Twenty-Four hours later, he was also in the news over claims of "hate speech" because of cartoons he drew four years ago for The Press and Marlborough Express.
These featured caricatures of overweight Polynesians celebrating free food in school programmes as an excuse to spend more on "booze, smokes and pokies".
Labour MP Louisa Wall claimed (PDF) the cartoons had breached the Human Rights Act by showing Māori and Pasifika as "welfare bludgers and negligent parents". This week a High Court judgement (PDF) said the cartoons were “objectively offensive” but not actually illegal because they didn't hurdle the high bar of exciting hostility or contempt.
It was the first time so-called ‘hate speech’ provisions in the HRA had been tested by something the media published.

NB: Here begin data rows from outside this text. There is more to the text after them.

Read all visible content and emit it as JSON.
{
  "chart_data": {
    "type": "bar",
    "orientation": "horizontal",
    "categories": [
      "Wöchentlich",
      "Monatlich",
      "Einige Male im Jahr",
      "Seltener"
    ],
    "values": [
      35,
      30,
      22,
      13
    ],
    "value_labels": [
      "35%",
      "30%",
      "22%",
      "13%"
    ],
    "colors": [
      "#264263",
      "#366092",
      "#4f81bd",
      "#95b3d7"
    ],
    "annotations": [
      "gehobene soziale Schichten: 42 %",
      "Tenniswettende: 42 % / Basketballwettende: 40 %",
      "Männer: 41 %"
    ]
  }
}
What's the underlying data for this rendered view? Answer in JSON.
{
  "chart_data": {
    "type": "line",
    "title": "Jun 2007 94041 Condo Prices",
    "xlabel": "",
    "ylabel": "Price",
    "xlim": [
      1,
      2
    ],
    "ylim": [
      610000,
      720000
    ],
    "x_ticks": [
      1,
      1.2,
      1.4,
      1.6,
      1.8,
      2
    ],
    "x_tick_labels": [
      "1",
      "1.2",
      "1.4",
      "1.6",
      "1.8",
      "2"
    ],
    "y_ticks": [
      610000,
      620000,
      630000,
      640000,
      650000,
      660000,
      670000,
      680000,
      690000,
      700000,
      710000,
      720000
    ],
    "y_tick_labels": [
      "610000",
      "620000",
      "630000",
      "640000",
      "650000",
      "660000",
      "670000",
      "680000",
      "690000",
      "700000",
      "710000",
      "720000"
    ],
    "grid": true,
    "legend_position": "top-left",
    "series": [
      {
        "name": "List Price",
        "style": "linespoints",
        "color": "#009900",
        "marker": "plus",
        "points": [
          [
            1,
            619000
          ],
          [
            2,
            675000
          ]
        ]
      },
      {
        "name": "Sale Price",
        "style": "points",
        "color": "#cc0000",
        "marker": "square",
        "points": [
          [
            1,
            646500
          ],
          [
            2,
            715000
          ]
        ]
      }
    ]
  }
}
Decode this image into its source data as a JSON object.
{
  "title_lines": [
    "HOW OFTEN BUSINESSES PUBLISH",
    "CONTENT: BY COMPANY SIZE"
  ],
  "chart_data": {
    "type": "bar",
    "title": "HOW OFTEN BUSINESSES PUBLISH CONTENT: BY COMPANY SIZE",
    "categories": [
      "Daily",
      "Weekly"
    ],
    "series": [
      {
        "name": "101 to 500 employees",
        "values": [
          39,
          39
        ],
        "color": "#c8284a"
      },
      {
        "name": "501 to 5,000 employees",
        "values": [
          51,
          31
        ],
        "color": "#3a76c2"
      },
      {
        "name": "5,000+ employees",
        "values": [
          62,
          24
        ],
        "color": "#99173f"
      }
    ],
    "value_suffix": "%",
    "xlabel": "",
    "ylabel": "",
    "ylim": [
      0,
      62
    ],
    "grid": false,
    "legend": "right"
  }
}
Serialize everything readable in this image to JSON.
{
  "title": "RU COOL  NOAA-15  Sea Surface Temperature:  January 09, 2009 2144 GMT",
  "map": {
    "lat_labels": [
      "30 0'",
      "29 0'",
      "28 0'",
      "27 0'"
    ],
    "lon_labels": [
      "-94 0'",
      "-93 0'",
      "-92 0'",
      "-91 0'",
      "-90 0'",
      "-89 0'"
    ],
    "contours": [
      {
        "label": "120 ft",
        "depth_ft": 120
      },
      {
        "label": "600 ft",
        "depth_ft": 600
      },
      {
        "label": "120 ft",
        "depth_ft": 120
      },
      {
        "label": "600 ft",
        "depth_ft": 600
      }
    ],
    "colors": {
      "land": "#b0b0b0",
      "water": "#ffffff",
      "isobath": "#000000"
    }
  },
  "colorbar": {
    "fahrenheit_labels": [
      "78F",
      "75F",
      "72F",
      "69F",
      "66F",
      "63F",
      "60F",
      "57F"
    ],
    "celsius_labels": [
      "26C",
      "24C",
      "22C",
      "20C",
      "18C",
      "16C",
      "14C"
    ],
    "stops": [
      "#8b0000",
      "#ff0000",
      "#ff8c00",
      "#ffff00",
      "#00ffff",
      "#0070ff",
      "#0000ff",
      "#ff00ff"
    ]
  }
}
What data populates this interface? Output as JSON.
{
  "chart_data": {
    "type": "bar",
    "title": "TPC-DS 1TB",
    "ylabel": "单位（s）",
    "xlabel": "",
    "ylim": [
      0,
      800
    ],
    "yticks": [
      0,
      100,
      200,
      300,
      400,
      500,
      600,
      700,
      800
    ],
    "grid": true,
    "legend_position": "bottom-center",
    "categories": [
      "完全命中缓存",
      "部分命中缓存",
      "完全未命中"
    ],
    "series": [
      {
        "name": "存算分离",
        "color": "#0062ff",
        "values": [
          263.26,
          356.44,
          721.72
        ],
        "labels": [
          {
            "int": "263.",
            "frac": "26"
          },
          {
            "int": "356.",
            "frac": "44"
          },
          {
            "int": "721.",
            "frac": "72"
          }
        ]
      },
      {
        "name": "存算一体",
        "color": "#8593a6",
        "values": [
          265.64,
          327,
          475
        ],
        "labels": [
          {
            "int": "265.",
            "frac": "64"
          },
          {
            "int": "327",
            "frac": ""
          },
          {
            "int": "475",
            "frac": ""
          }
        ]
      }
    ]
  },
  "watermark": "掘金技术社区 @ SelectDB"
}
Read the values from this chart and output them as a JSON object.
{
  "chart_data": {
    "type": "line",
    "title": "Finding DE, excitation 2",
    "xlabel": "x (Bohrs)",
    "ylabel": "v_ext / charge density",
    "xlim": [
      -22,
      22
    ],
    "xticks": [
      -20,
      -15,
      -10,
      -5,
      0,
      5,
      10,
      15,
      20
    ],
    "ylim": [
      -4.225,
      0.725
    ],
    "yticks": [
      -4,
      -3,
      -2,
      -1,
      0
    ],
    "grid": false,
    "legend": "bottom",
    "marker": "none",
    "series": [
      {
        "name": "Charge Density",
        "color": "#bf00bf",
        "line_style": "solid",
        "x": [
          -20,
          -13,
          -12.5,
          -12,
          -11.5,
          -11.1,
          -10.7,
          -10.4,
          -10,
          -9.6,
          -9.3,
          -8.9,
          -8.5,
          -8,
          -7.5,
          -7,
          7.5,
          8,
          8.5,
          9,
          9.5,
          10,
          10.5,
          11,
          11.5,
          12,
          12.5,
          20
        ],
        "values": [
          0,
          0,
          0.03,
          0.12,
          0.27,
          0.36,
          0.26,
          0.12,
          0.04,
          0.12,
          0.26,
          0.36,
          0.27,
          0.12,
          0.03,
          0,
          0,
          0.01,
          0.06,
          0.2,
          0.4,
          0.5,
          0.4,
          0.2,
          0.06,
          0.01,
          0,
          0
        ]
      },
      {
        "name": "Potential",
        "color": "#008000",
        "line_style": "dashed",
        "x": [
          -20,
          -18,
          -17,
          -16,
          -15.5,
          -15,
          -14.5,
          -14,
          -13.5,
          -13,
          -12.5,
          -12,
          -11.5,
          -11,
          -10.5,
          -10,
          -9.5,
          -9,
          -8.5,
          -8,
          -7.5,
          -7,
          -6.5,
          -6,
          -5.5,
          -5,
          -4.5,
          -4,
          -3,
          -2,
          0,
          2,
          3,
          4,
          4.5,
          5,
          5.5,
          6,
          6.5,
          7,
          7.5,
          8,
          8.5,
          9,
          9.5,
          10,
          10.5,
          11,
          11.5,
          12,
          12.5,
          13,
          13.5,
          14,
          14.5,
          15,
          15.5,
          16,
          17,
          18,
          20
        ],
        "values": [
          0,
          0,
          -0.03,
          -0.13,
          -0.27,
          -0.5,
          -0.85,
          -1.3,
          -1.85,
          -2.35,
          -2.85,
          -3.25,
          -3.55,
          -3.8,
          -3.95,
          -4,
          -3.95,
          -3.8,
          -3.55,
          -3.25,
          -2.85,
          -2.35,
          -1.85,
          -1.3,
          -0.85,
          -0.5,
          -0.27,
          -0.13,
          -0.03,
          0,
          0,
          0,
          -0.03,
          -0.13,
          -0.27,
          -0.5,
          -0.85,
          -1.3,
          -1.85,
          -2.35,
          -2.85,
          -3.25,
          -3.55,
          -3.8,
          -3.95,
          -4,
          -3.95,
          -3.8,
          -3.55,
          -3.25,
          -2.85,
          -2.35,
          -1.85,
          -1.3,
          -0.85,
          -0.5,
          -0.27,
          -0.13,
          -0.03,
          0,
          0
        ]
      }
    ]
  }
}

"I think it's right," University of Canterbury law school dean Ursula Cheer told RNZ.
"It's a high test. It's got to be 'likely' to have the two very serious effects of hostility or contempt," she said.
"The idea is that more speech is better than no speech," Ursula Cheer said summing up.
So does that mean media have carte blanche to publish racist sentiments - and so-called snowflakes will have to swallow it - satire or not?
The judgment made a point of saying the public can use their right to free expression in such cases too:
"We consider that the opportunity for intermediate correction . . . is a relevant aspect of context. And in New Zealand the inevitable and almost immediate “push back” that a cartoon depicting racial stereotypes will generate is exemplified by the reactions in this case. And so we ask, with that in mind, are two negative cartoon depictions of Māori and Pasifika like(sic) to excite even persuadable people to hostility or feelings of contempt towards the target group? We do not believe so.
- High Court decision
The judgment also said the publication of "objectively offensive" cartoons should "be a cause for reflection by the respondents and their respective editorial teams".
NBR seems to have done so already by withdrawing Sir Robert’s piece online and then cancelling his column.
Supporters complain that amounts to censorship or the silencing of a man who wants an audience for his views, but it turns out he has a new publisher already - Whale Oil blogger Cameron Slater.
On Monday Slater announced Sir Robert's opinions would appear on his subscription-based website Incite which publishes opinion pieces by pundits from the left including Chris Trotter and former Labour staffer Phil Quin, and from the right such as David Farrar, political consultant Simon Lusk and Slater himself.
"I will contribute you items; as things take my fancy, in the style of the NBR stuff. Think of a title such as “Thoughts from Bob” or “Bob’s Corner” -- whatever. I’ll send some next week," Sir Robert wrote in an email published on Whale Oil.
Meanwhile, controversial cartoonist Al Nisbet’s stuff can still be seen on the pages of Stuff's papers.
After Waitangi Day, one of his appeared in The Press showing a government bulldozer jamming stacks of banknotes into a open-topped marae stuffed so full of cash its walls were about to collapse.
No sign there that the controversy and legal challenges have deterred him from producing portrayals of Māori as a drain on the public purse - or his editors being unwilling to publish them.